Durante 2026 se trabajará en la consolidación del Programa Estatal de Acción para la Conservación de Especies enfocado en el jaguar y su ecosistema. La idea central es que la protección de la biodiversidad funcione mejor cuando las personas se asumen como parte de su territorio y participan en su cuidado.

Autoridades ambientales estatales explicaron que sí hay presencia de jaguar en Hidalgo y que, por tratarse de una especie que requiere grandes extensiones para desplazarse, es necesario mantener y conectar zonas naturales que permitan su movilidad y reproducción.

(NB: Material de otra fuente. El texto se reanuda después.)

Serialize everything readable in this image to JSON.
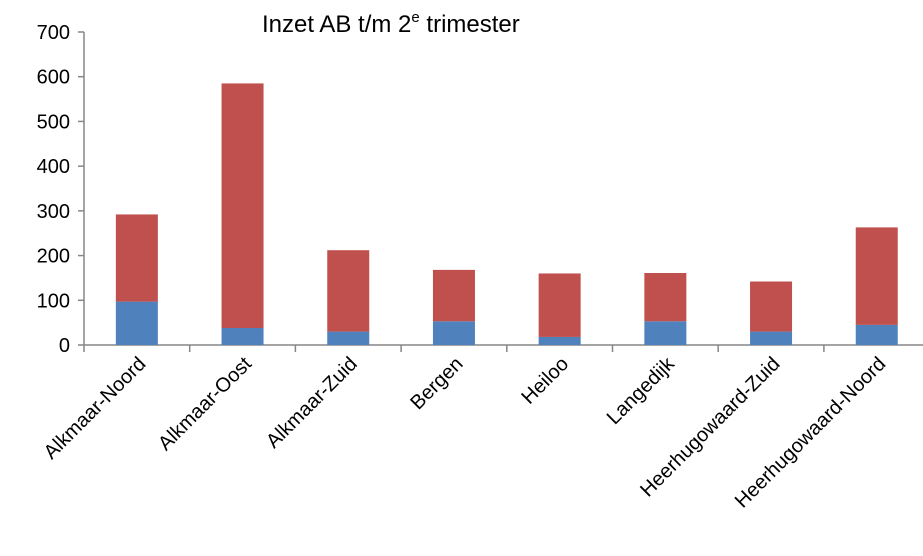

Los registros de avistamientos en distintos puntos del estado respaldan la necesidad de proteger estos espacios y de reforzar medidas de conservación de la vida silvestre, no solo con planes técnicos, sino con trabajo directo en campo.

Desde 2025 se realizan talleres de sensibilización en escuelas de municipios como Pacula y Jacala, además de monitoreo con cámaras trampa en zonas estratégicas. Para este año también se contemplan capacitaciones dirigidas a ejidatarios y ganaderos para distinguir ataques de jaguar, puma o perros ferales, así como aplicar medidas preventivas como cercos vivos y mejor delimitación de potreros.

Los trabajos se apoyan en un estudio técnico previo que identificó a la Sierra Gorda como zona prioritaria para la conservación del jaguar. Con base en esos resultados se están destinando nuevos recursos para ampliar las acciones de protección.

El enfoque es que la conservación funcione desde lo local: con información, prevención y participación directa de quienes viven en las zonas donde todavía se mueve este felino.